A revolução que Katniss inspirava e ilustrava era nada mais que a luta de classes, oprimidos contra opressores. Já aqui, desde o primeiro momento Snow é apresentado como uma figura no papel de vítima, e sua ascensão parece até um tom vitorioso para o espectador, mesmo que para isso ele tenha que fazer escolhas extremas. Na realidade, há um esboço de contradição nessas escolhas, mas o filme nunca as desenvolve com vontade ou sequer clareza, é um discurso muito ínfimo e quase imperceptível, irrelevante no todo do contexto. É um reflexo da esterilização moral que Hollywood impõe à maioria de suas histórias, e que reflete também na criatividade de seus realizadores. Não é por acaso que Francis Lawrence se finque na franquia, porque fez questão de esterilizar qualquer faísca de rebelião que ousasse desafiar um status quo. Jogos Vorazes nunca deixou, deixará ou deixaria de ser um produto, mas a princípio questionava a moralidade de um sistema que impera e oprime, por isso é tão mais contraditório querer humanizar Snow.
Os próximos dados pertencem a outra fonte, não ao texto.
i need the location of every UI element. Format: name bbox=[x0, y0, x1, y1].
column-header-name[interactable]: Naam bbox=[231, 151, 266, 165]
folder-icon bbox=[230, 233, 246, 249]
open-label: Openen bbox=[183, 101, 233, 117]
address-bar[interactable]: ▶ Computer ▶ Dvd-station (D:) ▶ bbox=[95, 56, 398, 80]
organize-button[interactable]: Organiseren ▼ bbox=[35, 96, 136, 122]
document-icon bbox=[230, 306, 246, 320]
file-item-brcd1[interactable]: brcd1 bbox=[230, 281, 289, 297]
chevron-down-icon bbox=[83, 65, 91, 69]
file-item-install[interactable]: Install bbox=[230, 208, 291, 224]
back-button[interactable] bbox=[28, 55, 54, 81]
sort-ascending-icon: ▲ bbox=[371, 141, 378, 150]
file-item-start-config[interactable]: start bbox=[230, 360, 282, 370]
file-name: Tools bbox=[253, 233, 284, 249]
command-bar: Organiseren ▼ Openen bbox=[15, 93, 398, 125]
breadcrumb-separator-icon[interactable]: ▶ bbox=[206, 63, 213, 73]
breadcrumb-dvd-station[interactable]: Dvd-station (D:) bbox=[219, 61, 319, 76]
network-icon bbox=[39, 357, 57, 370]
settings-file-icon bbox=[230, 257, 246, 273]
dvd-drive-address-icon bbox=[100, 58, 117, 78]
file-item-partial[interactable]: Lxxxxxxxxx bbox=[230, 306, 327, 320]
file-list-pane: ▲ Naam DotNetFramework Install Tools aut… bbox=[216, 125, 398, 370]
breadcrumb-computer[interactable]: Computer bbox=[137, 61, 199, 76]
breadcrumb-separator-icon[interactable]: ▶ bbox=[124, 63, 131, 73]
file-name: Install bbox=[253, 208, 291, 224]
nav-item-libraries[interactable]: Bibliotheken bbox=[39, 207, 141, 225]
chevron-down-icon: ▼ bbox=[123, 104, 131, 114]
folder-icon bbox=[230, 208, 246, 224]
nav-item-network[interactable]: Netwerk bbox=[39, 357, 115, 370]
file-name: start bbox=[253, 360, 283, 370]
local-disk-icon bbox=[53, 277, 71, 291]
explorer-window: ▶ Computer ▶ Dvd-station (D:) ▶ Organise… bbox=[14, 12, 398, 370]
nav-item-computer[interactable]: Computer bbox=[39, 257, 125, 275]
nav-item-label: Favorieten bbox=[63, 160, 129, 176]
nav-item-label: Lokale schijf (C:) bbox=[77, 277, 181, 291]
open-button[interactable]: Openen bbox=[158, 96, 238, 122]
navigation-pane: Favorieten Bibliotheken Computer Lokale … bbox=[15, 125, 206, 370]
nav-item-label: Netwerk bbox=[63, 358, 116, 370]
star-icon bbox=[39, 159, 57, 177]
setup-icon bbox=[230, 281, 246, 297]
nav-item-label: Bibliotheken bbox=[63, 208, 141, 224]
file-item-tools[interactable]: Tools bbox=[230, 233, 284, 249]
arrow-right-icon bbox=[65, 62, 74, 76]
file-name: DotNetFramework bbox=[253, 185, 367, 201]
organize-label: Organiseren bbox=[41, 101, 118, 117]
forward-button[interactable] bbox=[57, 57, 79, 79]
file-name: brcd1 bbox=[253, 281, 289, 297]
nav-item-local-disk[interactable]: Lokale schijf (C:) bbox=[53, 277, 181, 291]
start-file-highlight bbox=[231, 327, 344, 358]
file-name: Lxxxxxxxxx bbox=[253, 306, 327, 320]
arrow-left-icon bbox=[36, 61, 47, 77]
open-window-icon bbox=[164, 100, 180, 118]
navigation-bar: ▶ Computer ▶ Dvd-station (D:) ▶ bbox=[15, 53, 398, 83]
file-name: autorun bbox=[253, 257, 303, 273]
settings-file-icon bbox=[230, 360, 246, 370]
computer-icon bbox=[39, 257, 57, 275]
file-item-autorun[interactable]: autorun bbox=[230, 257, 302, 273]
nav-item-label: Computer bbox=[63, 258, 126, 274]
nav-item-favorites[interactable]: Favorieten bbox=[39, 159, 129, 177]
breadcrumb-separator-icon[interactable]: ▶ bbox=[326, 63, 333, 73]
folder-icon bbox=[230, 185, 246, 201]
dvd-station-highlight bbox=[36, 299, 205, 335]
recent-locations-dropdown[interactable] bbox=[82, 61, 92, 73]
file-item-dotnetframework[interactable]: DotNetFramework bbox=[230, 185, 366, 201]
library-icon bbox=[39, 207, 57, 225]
Era preciso mais cinismo e vigor, oportunidade que se vê perdida com o Lucretius “Lucky” Flickerman de Jason Schwartzman (“Asteroid City”) que é caricato, mas num tom completamente diferente ao de Volumnia Gaul de Viola Davis (“Air”, “A Mulher Rei”), essa sim que recaí no maniqueísmo que tanto se quer evitar para Snow, mas que ainda assim é uma personagem cuja filme quer tornar divertida através do caricato, um completo equívoco. “Jogos Vorazes – A Cantiga dos Pássaros e das Serpentes” não têm qualquer traquejo para debater essas complexidades que se apresentam através de seus personagens, e sua violência estéril e asséptica torna tudo mais ainda sem vida ou real impacto. Não há cantoria de Rachel Zegler que seja suficiente para emocionar quando o filme falha em entender o papel de seus próprios protagonistas. Se antes era inspiradora, agora a franquia soa mesmo como notícias da grande mídia em seu tratamento ao genocídio visto a olhos nus em pleno contemporâneo.